Parsons School of Design is currently working on a data visualization site for UNDP Africa’s report on economic inequality in Africa scheduled for release in early 2017. Photo: Parsons School of Design

The New York-based school will provide data visualization tools for the Regional Bureau’s upcoming report on economic inequality in Africa

New York —  UNDP’s Regional Bureau for Africa and New York’s Parsons School of Design have announced their intention to launch a partnership under which data visualization tools designed by Parsons students will power UNDP Africa’s flagship reports.

This announcement formalizes a relationship that began in early 2015 as Parsons School of Design students set out to work on UNDP’s 2016 Africa Human Development Report. As part of that project, they created striking visualizations exploring gender equality and women’s empowerment; linkages between gender equality, human development, and structural transformation; equal opportunities for economic, sociocultural, and political advancement; the influence of social norms; and legislative policies for achieving Africa’s development agenda.

This exciting partnership is a win-win for all. It exposes the Parsons School of Design students to real life issues while the data visualization tools help to effectively communicate complex issues among a wider audience. And this ties in well with UNDP’s goal to make our work accessible to a large group of experts, policymakers  and the  public  and at the same time contribute to developing skills and discovering talents” says UNDP Africa Chief Economist Ayodele Odusola.

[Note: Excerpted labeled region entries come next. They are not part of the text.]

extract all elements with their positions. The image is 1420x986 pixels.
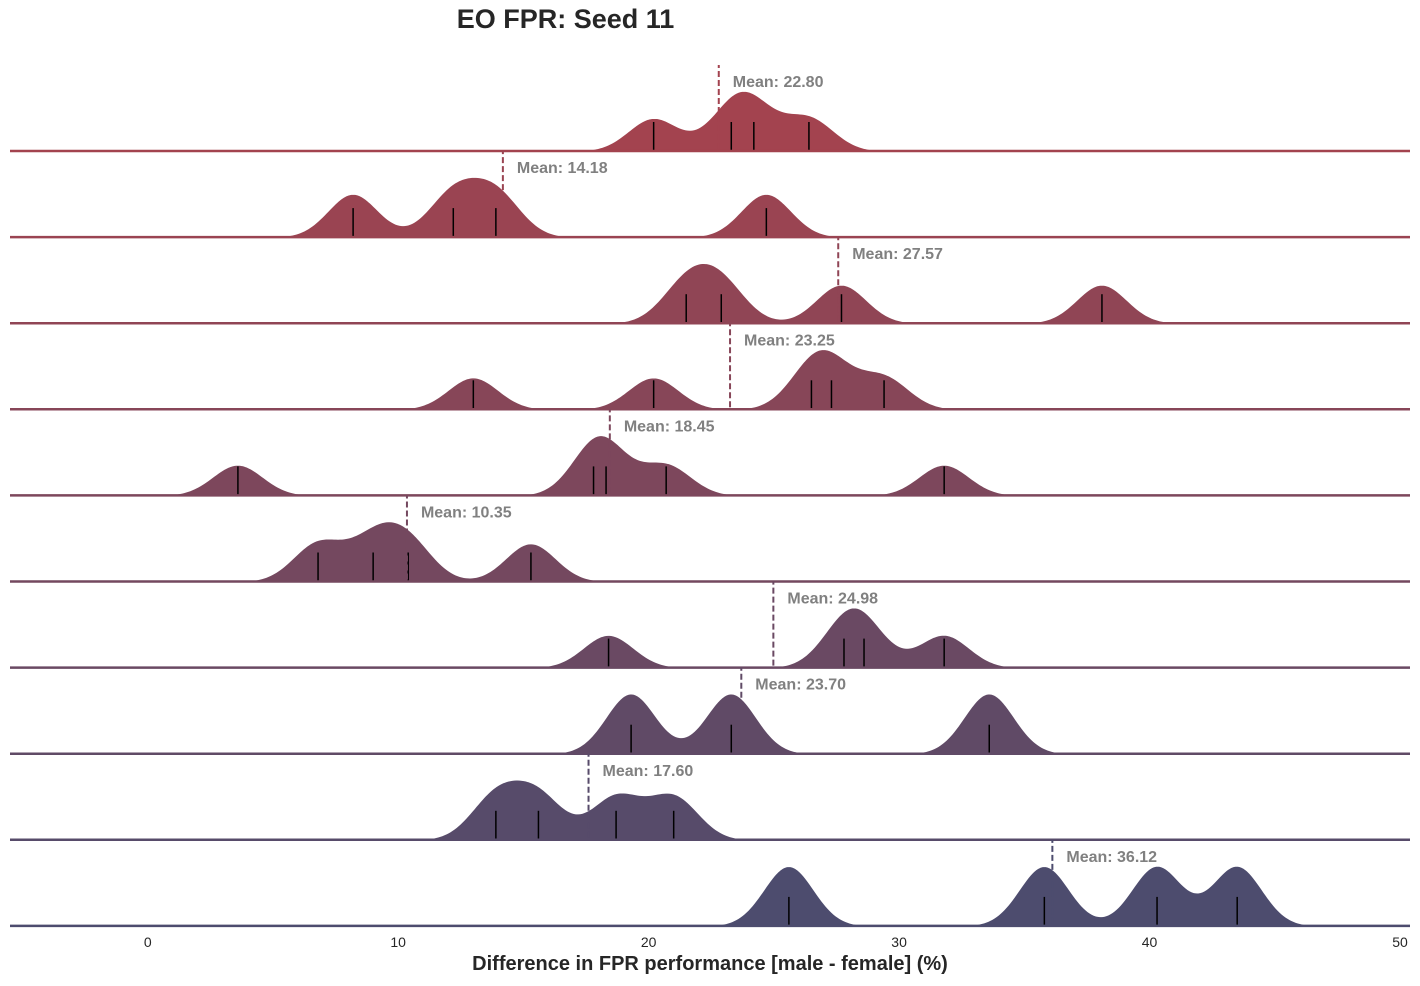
mean-label-4: Mean: 23.25	[744, 332, 835, 349]
mean-label-5: Mean: 18.45	[624, 418, 715, 435]
density-ridge-5	[10, 434, 1410, 497]
mean-label-10: Mean: 36.12	[1066, 849, 1157, 866]
chart-title: EO FPR: Seed 11	[456, 4, 675, 34]
x-tick-label-4: 30	[891, 934, 907, 950]
mean-label-9: Mean: 17.60	[603, 763, 694, 780]
density-ridge-1	[10, 90, 1410, 152]
mean-label-1: Mean: 22.80	[733, 74, 824, 91]
mean-label-7: Mean: 24.98	[787, 591, 878, 608]
x-tick-label-2: 10	[390, 934, 406, 950]
x-tick-label-1: 0	[144, 934, 152, 950]
mean-label-3: Mean: 27.57	[852, 246, 943, 263]
x-tick-label-6: 50	[1392, 934, 1408, 950]
density-ridge-10	[10, 865, 1410, 927]
density-ridge-3	[10, 262, 1410, 324]
mean-label-6: Mean: 10.35	[421, 505, 512, 522]
x-tick-label-5: 40	[1142, 934, 1158, 950]
mean-label-2: Mean: 14.18	[517, 160, 608, 177]
density-ridge-4	[10, 348, 1410, 411]
density-ridge-9	[10, 779, 1410, 841]
density-ridge-2	[10, 176, 1410, 238]
density-ridge-7	[10, 606, 1410, 669]
x-axis-label: Difference in FPR performance [male - fe…	[472, 953, 948, 975]
density-ridge-6	[10, 520, 1410, 583]
x-tick-label-3: 20	[641, 934, 657, 950]
mean-label-8: Mean: 23.70	[755, 677, 846, 694]
density-ridge-8	[10, 692, 1410, 755]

Launched in the fall of 2015, the Data Visualization M.Sc. is a multidisciplinary programme that enables students to explore and develop skills across the dynamic intersection of visual design, computer science, and statistical analysis.

“In today’s world, as the presentation of data has become increasingly important to shaping opinion, policy, and decision making in all sectors, data visualization is an essential tool,” says Aaron Hill, the director of the programme. “The rising demand for experts to turn vast amounts of data into insight and action gives graduates of this program a very competitive edge.”

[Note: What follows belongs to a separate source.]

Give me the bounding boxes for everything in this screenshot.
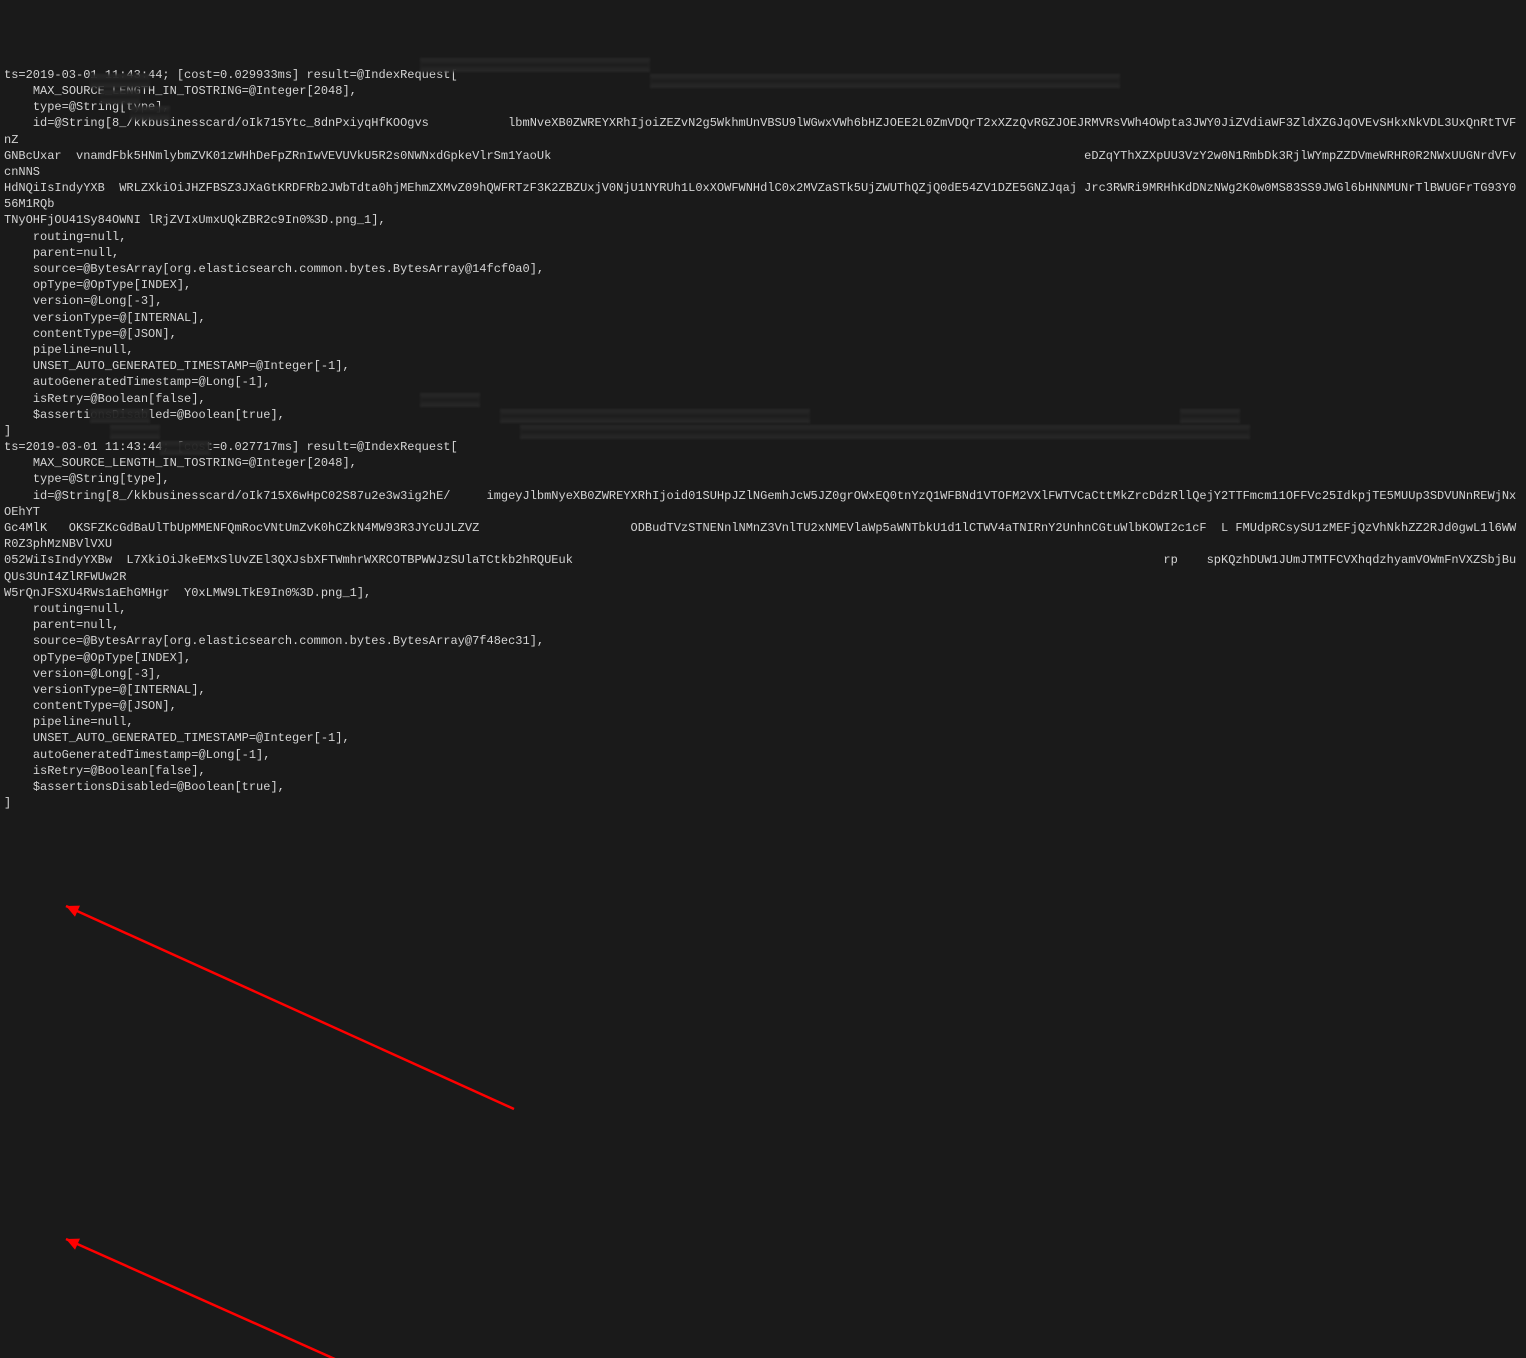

As Hill points out, the fields of data science and visualization are growing at a rapid pace as an estimated 1.5 million data interpretation–related jobs in the United States are currently waiting to be filled.

As the partnership has now been integrated into the Data Visualization curriculum, Parsons School of Design confirmed that its students are currently working on a data visualization site for UNDP Africa’s upcoming report —Growth, Poverty and Inequality Interactions in Africa—, scheduled for release in early 2017.

“We are optimistic that the lessons from this partnership will shape our approach to communicating research findings to policymakers and the public in the years ahead” added Odusola.